C'est sous le règne de Hammouda Pacha que sera construite la mosquée Saheb Ettabaâ sur instructions de son fondateur, le grand vizir de l'époque Youssef Saheb Ettabaâ. C'est grâce à la fortune qu'il a amassée, aux pleins pouvoirs qu'il s'est octroyés et à l'entière confiance dont il jouissait de la part du bey que ce grand vizir s'est permis de s'accorder les mêmes faveurs que son maître, à travers le financement des travaux de construction d'édifices culturels, religieux....qui lui appartiennent et qui porteront son nom pour la postérité.
L'histoire nous rappellera, à ce propos, que ce vizir a eu un destin tragique et exceptionnel à la fois. Enfant, il est capturé par des corsaires et son chemin croise celui de Baccar Jellouli qui le prend sous ses ailes et le donne en offrande à Hammouda Pacha Bey. Le jeune garçon fait son entrée dans l'entourage beylical, devient un mamelouk au service du bey et apprend les us et coutumes ottomans dans les arcanes du palais. Son intelligence, sa maturité et son esprit perspicace et visionnaire attirent l'attention de Hammouda Pacha bey qui en fait son favori.
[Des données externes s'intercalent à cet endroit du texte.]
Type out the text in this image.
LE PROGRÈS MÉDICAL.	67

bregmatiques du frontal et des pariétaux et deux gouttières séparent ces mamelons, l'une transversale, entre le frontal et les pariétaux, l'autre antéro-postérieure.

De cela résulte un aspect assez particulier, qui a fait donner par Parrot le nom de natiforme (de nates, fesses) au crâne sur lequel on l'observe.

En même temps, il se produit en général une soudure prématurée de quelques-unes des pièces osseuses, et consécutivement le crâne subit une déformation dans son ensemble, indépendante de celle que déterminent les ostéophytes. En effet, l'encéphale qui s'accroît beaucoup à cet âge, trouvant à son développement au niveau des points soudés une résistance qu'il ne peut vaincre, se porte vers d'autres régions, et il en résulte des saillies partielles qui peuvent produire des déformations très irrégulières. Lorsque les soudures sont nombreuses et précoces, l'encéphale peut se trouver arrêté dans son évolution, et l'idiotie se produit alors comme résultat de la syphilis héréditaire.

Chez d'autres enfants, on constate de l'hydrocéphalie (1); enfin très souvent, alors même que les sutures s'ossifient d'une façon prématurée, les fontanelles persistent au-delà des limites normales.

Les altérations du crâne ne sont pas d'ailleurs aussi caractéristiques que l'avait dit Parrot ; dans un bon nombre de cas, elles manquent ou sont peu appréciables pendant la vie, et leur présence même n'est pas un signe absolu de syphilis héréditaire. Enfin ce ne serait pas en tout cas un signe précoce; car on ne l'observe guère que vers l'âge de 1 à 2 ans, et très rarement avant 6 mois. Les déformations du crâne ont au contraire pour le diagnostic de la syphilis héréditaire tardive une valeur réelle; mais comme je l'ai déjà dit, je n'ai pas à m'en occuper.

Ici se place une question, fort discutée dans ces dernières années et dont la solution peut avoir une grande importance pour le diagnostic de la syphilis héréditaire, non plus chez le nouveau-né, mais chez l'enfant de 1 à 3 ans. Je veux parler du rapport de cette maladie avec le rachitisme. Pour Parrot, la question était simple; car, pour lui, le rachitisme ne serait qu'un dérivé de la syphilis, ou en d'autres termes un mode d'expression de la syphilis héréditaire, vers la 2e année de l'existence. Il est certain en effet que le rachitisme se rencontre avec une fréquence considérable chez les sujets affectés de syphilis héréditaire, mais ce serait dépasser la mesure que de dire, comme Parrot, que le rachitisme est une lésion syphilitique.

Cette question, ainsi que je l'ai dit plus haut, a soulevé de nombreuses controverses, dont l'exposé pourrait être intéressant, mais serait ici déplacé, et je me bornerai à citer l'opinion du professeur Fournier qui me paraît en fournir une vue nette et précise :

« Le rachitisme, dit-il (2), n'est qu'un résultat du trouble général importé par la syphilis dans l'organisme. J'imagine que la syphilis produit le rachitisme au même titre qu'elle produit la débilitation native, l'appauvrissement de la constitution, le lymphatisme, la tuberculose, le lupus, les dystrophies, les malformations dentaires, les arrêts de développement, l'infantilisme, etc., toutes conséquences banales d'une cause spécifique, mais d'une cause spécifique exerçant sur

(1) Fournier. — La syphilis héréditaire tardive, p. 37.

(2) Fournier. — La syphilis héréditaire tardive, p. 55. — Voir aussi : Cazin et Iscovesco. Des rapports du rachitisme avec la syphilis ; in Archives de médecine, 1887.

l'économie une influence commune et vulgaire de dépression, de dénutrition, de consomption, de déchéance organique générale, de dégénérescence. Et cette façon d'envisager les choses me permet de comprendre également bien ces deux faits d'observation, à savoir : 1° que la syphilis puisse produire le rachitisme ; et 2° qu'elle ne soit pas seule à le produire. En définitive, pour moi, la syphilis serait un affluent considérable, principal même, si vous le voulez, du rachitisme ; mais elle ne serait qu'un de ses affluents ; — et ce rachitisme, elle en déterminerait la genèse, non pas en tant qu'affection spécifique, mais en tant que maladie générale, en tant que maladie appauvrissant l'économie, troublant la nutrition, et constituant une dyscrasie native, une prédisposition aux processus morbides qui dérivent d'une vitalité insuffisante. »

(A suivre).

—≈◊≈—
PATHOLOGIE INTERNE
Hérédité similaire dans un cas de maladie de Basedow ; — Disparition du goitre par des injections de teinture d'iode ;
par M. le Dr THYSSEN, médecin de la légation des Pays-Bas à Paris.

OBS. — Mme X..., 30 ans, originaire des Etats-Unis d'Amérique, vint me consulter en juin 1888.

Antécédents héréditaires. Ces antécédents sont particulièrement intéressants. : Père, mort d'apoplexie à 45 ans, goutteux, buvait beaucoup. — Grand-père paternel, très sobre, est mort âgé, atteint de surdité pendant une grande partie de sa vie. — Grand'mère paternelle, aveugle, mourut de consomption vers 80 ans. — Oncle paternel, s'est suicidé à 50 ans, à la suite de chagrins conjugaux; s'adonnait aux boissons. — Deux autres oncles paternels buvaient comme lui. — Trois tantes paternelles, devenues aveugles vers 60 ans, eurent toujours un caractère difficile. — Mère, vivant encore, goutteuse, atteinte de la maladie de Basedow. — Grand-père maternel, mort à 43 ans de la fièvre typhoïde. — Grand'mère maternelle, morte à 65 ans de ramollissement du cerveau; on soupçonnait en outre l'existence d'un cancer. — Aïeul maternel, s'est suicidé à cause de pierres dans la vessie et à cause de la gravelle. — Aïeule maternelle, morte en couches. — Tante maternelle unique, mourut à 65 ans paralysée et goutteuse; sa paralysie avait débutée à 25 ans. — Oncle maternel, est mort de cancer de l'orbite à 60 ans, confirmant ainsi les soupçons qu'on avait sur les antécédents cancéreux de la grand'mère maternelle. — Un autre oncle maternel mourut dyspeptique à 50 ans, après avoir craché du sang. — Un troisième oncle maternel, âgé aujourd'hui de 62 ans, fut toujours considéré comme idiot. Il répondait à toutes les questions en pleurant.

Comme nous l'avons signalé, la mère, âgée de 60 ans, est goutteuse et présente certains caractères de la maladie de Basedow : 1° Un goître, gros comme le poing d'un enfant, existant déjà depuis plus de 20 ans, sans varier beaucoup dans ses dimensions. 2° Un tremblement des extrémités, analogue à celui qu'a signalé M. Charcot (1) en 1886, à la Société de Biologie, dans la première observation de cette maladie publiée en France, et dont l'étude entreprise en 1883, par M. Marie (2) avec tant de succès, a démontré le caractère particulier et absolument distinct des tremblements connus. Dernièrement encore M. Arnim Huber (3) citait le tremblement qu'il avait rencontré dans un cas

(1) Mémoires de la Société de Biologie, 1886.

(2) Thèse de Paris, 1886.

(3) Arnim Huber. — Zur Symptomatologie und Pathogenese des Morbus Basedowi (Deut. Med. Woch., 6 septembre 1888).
La place privilégiée qu'il occupera au sein de l'entourage de ce dernier l'aidera, ainsi, à gravir rapidement les échelons. Devenu Garde des Sceaux puis surintendant fiscal et ensuite grand vizir, il engagera des réformes qui permettront à la régence de l'époque de connaître non seulement une stabilité politique mais également une activité économique florissante.
Un mariage de styles
C'est en 1808, qu'il engagera les travaux de la grande mosquée de la place El Halfaouine qui portera son nom. L'architecture de l'édifice religieux s'inspire des influences turque et occidentale notamment italienne. Les façades extérieures ont été réalisées avec de la pierre, du grès et du calcaire et surmontées de tuiles vertes.
On accède à l'intérieur de l'édifice par des escaliers composés d'une vingtaine de marches et trois grandes portes dont la plus connue est celle qui ouvre sur la grande place du quartier d'El Halfaouine. Trois grandes cours, dont le sol est recouvert de marbre, entourent la salle de prière richement ornementée. Dotée de plusieurs coupoles, cette dernière est surmontée de voûtes en berceau qui reposent sur des colonnes cannelées.
Quant aux murs, ils sont recouverts de marbre d'Italie et de carreaux de céramique de Kallaline. Revêtus de marbre polychrome, les minbar et mirhab de la mosquée sont richement décorés de motifs qui s'inspirent des styles turc et italien. Le minaret de la mosquée, qui n'est pas achevé lors de l'inauguration de la mosquée par Youssef Saheb Ettabaâ en 1814, sera, par la suite, doté d'un lanternon au début des années soixante-dix.
En plus de ce monument religieux, le grand vizir avait également donné l'ordre de construire un palais devenu aujourd'hui une bibliothèque publique, ainsi que des medersas, une tourba où il est enterré, un fondouk, un hammam outre l'aménagement d'une fontaine publique. D'ailleurs, c'est l'ajout de ces annexes qui lui confèrent ce cachet si particulier. Grâce à sa restauration dans les années 2000, ce complexe architectural, qui a pu être remarquablement préservé, gagnerait aujourd'hui à être intégré dans un circuit touristique culturel.